CUNEO - Processo sulle revisioni ‘facili’, dai difensori attacchi a Polstrada: ‘Indagini condotte con incompetenza’

Un ex funzionario della Motorizzazione è accusato di aver ‘aggiustato’ l’esito di vari collaudi insieme a tre titolari di agenzie di pratiche auto di Borgo, Cuneo e Rossana

a.c. 18/06/2019 14:46


Battute finali nel processo a carico di un ex funzionario della Motorizzazione Civile di Cuneo e di tre titolari di agenzie di pratiche auto, accusati di aver ‘aggiustato’ i collaudi di decine di veicoli in provincia o addirittura di averne falsificato gli esiti per permettere a camion e furgoni di circolare in strada.

Le accuse di falso ideologico e corruzione prendono le mosse dall’inchiesta condotta in seguito a una segnalazione anonima dalla Polizia Stradale di Saluzzo, con verifiche e intercettazioni effettuate tra maggio e ottobre del 2012. Al termine delle indagini il funzionario dell’ente, V.T., venne arrestato. Insieme a lui furono rinviati a giudizio C.D., E.D. e L.C., tutti e tre titolari di agenzie di pratiche auto rispettivamente a Borgo San Dalmazzo, Cuneo e Rossana.

Gli episodi di corruzione impropria finiti sotto la lente della Procura sono di entità minima ma ripetuti nel tempo: per certificare i falsi collaudi di camion e furgoni senza nemmeno guardarli, V.T. si sarebbe accontentato di una riparazione gratuita dell’auto, un cambio di pastiglie dei freni, un pieno di benzina, oppure un pranzo offerto al ristorante e una bottiglia di vino. Per questo il pm Alberto Braghin nella scorsa udienza ha chiesto per lui la condanna a tre anni e tre mesi, mentre per C.D. l’accusa ha proposto una pena di un anno e sei mesi e per E.D. e L.C. otto mesi di reclusione. Il processo, annullato nel 2016 per la sostituzione di un giudice nel collegio e ripartito da zero, è prossimo alla conclusione dopo le arringhe degli avvocati ascoltate in aula questa mattina. I difensori hanno contestato duramente non solo l’impianto accusatorio ma soprattutto il modo in cui la Polizia Stradale di Saluzzo, al comando dell’ispettore Luca Blengino, ha condotto le indagini.
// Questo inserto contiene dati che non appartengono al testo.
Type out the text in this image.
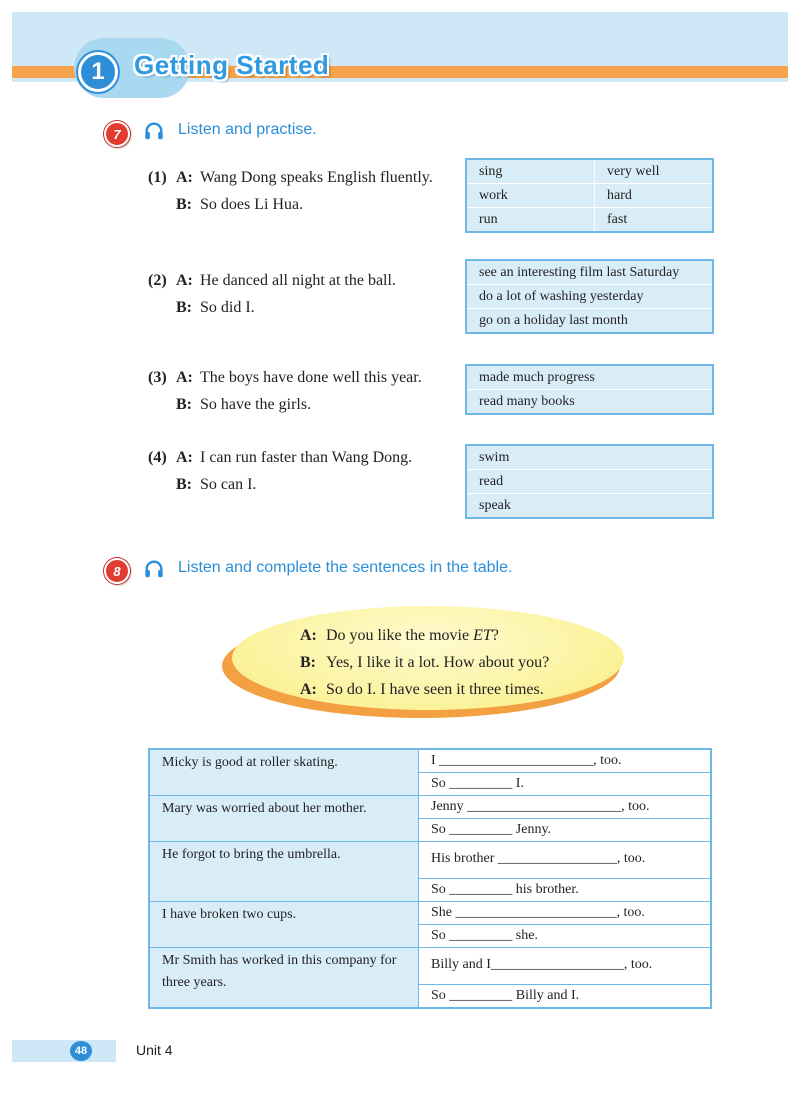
1	Getting Started
7	Listen and practise.
(1) A: Wang Dong speaks English fluently.
B: So does Li Hua.
sing	very well
work	hard
run	fast
(2) A: He danced all night at the ball.
B: So did I.
see an interesting film last Saturday
do a lot of washing yesterday
go on a holiday last month
(3) A: The boys have done well this year.
B: So have the girls.
made much progress
read many books
(4) A: I can run faster than Wang Dong.
B: So can I.
swim
read
speak
8	Listen and complete the sentences in the table.
A: Do you like the movie ET?
B: Yes, I like it a lot. How about you?
A: So do I. I have seen it three times.
Micky is good at roller skating.	I ______________________, too.
	So _________ I.
Mary was worried about her mother.	Jenny ______________________, too.
	So _________ Jenny.
He forgot to bring the umbrella.	His brother _________________, too.
	So _________ his brother.
I have broken two cups.	She _______________________, too.
	So _________ she.
Mr Smith has worked in this company for three years.	Billy and I___________________, too.
	So _________ Billy and I.
48	Unit 4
Per l’avvocato Gian Maria Dalmasso, difensore di C.D., “queste risultanze sono basate su presupposti di fantasia e interpretazioni certe volte incompetenti, fondate su elementi del tutto equivoci”. Secondo il legale, accertamenti erronei e superficiali da parte della Polstrada emergerebbero dalla confusione tra revisioni e collaudi: la revisione implica passaggi lunghi come la verifica del funzionamento di fumi, impianto frenante e gomme, mentre il collaudo effettuato su veicoli nuovi omologati dalla casa costruttrice è molto più rapido. In altre parole, il fatto che il funzionario della Motorizzazione riuscisse a effettuare i collaudi in tempi brevi, come contestato dalla Procura, sarebbe tutt’altro che una prova della collusione tra controllore e controllati.

Allo stesso modo, la prassi di effettuare le verifiche nelle ditte anziché in Motorizzazione sarebbe pratica comune (il cosiddetto ‘giro fabbrica’) nei confronti delle aziende che hanno numerosi veicoli da collaudare. “Gli accertamenti erronei della Polstrada - incalza Dalmasso - sono anche più gravi: si confondono numeri di targa e numeri di telai, mezzi di una ditta con mezzi di altre ditte, addebitando agli imputati comportamenti relativi a mezzi che non hanno niente a che vedere gli uni con gli altri”. Gli fa eco l’avvocato Nicola Dottore che assiste E.D., amministratore delegato di un’agenzia di Cuneo: “La polizia che si è occupata delle indagini è stata non soltanto superficiale, ma ha voluto a tutti i costi trovare qualcosa di irregolare. Determinati episodi descritti non sono mai avvenuti e lo hanno confermato i testimoni”. Di “fatti gravissimi che danno una pessima connotazione a questa indagine” parla anche Pierfranco Peano, che rappresenta l’ex dirigente della Motorizzazione indagato: “Se è vero che c’era un andirivieni nel suo ufficio è perché faceva bene il suo mestiere, e infatti metà delle imputazioni sono cadute in udienza preliminare”.

Al centro delle argomentazioni difensive, in particolare, la lieve entità dei presunti scambi corruttivi: davvero è credibile, si domandano gli avvocati, che il funzionario accettasse di correre certi rischi in cambio di una bottiglia di vino o di un pranzo di lavoro pagato? La risposta dei giudici arriverà il prossimo 9 luglio, data in cui è fissata la sentenza del collegio presieduto da Massimo Scarabello.